July 20, 2011
1 min read
Save

Commission makes additions to tool in effort to reduce risks for wrong site surgery

The Joint Commission Center for Transforming Healthcare has announced that it will test targeted solutions to reduce the risks involved in wrong site surgeries, and add successful methods to its targeted solutions tool.

“We know that orthopedic surgical procedures, which almost always have either a laterality of side to choose from — or in the case of spinal surgery, at which level in the spine the operation will occur — are at higher risk,” the Joint Commission president Mark Chassin, MD, MPP, MPH, said in a press conference. “We also know that where more than one surgical procedure is scheduled at the same time, the second procedure or even the third is at risk if the processes for guaranteeing the nature of the procedure and the patient’s identity are not followed as rigorously as with the first one.”

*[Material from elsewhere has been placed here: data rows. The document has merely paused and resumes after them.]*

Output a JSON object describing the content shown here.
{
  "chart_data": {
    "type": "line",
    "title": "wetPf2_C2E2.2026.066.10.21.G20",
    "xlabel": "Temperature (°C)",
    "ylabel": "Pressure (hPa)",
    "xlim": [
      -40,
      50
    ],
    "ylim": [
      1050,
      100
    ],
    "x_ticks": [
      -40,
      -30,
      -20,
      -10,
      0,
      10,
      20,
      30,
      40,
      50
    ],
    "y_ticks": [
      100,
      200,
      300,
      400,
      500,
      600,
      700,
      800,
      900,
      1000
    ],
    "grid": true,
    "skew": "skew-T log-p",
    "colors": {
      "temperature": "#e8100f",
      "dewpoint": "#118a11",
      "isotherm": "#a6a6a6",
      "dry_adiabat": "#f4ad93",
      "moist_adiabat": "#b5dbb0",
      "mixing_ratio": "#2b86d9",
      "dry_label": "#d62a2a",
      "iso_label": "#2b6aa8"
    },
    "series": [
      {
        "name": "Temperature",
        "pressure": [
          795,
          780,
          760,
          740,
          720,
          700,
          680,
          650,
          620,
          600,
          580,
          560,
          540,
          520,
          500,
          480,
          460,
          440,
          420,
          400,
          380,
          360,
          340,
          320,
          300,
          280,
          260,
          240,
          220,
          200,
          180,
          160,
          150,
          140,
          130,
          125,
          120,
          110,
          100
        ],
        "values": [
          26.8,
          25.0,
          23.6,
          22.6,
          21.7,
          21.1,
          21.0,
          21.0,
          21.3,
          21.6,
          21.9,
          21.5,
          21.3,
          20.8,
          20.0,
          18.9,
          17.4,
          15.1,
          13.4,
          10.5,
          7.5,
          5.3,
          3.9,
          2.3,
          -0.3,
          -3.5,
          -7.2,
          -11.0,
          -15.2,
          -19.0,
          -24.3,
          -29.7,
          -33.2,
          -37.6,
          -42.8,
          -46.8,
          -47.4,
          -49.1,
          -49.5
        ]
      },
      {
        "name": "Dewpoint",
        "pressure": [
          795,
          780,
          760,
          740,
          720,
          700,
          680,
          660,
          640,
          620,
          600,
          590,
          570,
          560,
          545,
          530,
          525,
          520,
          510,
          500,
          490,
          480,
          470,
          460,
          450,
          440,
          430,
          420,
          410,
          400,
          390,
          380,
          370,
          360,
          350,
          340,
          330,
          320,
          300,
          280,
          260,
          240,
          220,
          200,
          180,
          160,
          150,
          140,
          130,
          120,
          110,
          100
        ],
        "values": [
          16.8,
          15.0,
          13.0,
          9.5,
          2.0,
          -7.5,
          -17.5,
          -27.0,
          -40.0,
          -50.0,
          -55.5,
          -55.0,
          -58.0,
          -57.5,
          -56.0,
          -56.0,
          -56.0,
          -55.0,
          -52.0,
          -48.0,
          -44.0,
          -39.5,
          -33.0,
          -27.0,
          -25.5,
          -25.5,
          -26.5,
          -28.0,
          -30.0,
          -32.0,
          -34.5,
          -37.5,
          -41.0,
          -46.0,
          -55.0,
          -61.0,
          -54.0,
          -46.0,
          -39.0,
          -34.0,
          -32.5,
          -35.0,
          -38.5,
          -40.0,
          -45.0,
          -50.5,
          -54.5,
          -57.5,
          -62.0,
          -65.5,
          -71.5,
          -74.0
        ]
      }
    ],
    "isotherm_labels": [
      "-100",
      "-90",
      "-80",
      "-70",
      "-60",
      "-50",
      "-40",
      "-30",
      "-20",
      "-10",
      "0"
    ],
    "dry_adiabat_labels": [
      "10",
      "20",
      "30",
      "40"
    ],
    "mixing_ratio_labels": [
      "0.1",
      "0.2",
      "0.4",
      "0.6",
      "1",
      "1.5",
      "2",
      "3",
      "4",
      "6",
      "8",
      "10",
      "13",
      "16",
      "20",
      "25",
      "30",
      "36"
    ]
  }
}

Looking at all steps from scheduling to surgery, the commission found 39% of case errors originated during patient scheduling.

In a high-volume center, a large problem involving multiple patients, can stem from one small oversight, according to Rudy Manthei, DO, FOCOO, president and chief executive officer of Seven Hills Surgery Center.

Each institution that uses the tool will be able to tailor it to their specific identified risks, whether that is scheduling or other problem areas such as missing documents at the time of preoperative preparation, inconsistent procedures for marking the surgical site or key omissions at the final step in verification before the start of surgery.

“There isn't a simple way to prevent wrong site surgery; it takes a comprehensive approach,” Chassin said.

Additions to the targeted solutions tool are intended for release in the fall, he noted.